Question

At a certain manufacturing plant, a machine produced ball bearings that should have a diameter of 0.79mm. If the machine produces ball bearings that are either too small or too large, the ball bearings must be scrapped. Every hour, a quality control manager takes a random sample of 31 ball bearings to test to see if the process is "out of control" (i.e. to test to see if the average diameter differs from 0.79 mm). Assume the population is normally distributed.
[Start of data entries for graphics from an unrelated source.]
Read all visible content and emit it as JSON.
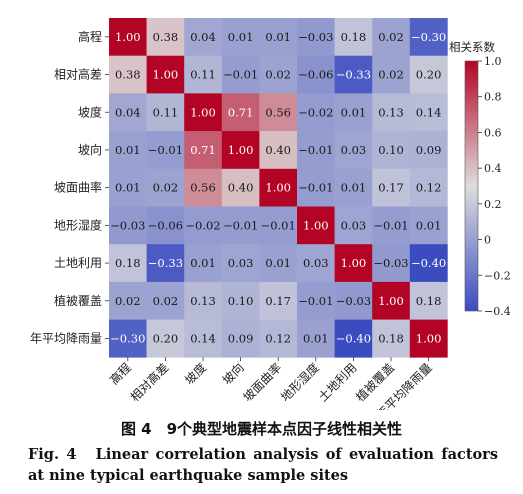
{
  "chart_data": {
    "type": "heatmap",
    "categories": [
      "高程",
      "相对高差",
      "坡度",
      "坡向",
      "坡面曲率",
      "地形湿度",
      "土地利用",
      "植被覆盖",
      "年平均降雨量"
    ],
    "values": [
      [
        1.0,
        0.38,
        0.04,
        0.01,
        0.01,
        -0.03,
        0.18,
        0.02,
        -0.3
      ],
      [
        0.38,
        1.0,
        0.11,
        -0.01,
        0.02,
        -0.06,
        -0.33,
        0.02,
        0.2
      ],
      [
        0.04,
        0.11,
        1.0,
        0.71,
        0.56,
        -0.02,
        0.01,
        0.13,
        0.14
      ],
      [
        0.01,
        -0.01,
        0.71,
        1.0,
        0.4,
        -0.01,
        0.03,
        0.1,
        0.09
      ],
      [
        0.01,
        0.02,
        0.56,
        0.4,
        1.0,
        -0.01,
        0.01,
        0.17,
        0.12
      ],
      [
        -0.03,
        -0.06,
        -0.02,
        -0.01,
        -0.01,
        1.0,
        0.03,
        -0.01,
        0.01
      ],
      [
        0.18,
        -0.33,
        0.01,
        0.03,
        0.01,
        0.03,
        1.0,
        -0.03,
        -0.4
      ],
      [
        0.02,
        0.02,
        0.13,
        0.1,
        0.17,
        -0.01,
        -0.03,
        1.0,
        0.18
      ],
      [
        -0.3,
        0.2,
        0.14,
        0.09,
        0.12,
        0.01,
        -0.4,
        0.18,
        1.0
      ]
    ],
    "colorbar": {
      "title": "相关系数",
      "range": [
        -0.4,
        1.0
      ],
      "ticks": [
        1.0,
        0.8,
        0.6,
        0.4,
        0.2,
        0,
        -0.2,
        -0.4
      ],
      "tick_labels": [
        "1.0",
        "0.8",
        "0.6",
        "0.4",
        "0.2",
        "0",
        "−0.2",
        "−0.4"
      ],
      "colors": [
        "#3b4cc0",
        "#dddddd",
        "#b40426"
      ]
    }
  },
  "caption": {
    "cn": "图 4　9个典型地震样本点因子线性相关性",
    "en": "Fig. 4　Linear correlation analysis of evaluation factors at nine typical earthquake sample sites"
  }
}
Conduct an appropriate hypothesis test when your sample yields an average of 0.83 and a standard deviation of 0.055. Find the t-statistic and the appropriate conclusion at the 0.1 level of significance.

Answer 1

Answer:

The value of t test statistics is 4.05.

We conclude that the average diameter differs from 0.79 mm at the 0.1 level of significance.

Step-by-step explanation:

We are given that at a certain manufacturing plant, a machine produced ball bearings that should have a diameter of 0.79 mm.

A random sample of 31 ball bearings yields an average of 0.83 and a standard deviation of 0.055.

Let $\mu$ = average diameter of ball bearings.

So, Null Hypothesis, $H_0$ : $\mu$ = 0.79 mm     {means that the average diameter equals to 0.79 mm}

Alternate Hypothesis, $H_A$ : $\mu$ $\neq$ 0.79 mm     {means that the average diameter differs from 0.79 mm}

The test statistics that would be used here One-sample t test statistics as we don't know about the population standard deviation;

                        T.S. =  $\frac{\bar X-\mu}{\frac{s}{\sqrt{n} } }$  ~ $t_n_-_1$

where, $\bar X$ = sample average diameter = 0.83 mm

            s = sample standard deviation = 0.055 mm

            n = sample of ball bearings = 31

So, test statistics  =  $\frac{0.83-0.79}{\frac{0.055}{\sqrt{31} } }$  ~ $t_3_0$  

                               =  4.05

The value of t test statistics is 4.05.

Now, at 0.1 significance level the t table gives critical values of -1.697 and 1.697 at 30 degree of freedom for two-tailed test.

Since our test statistics does not lie within the range of critical values of t, so we have sufficient evidence to reject our null hypothesis as it will fall in the rejection region due to which we reject our null hypothesis.

Therefore, we conclude that the average diameter differs from 0.79 mm.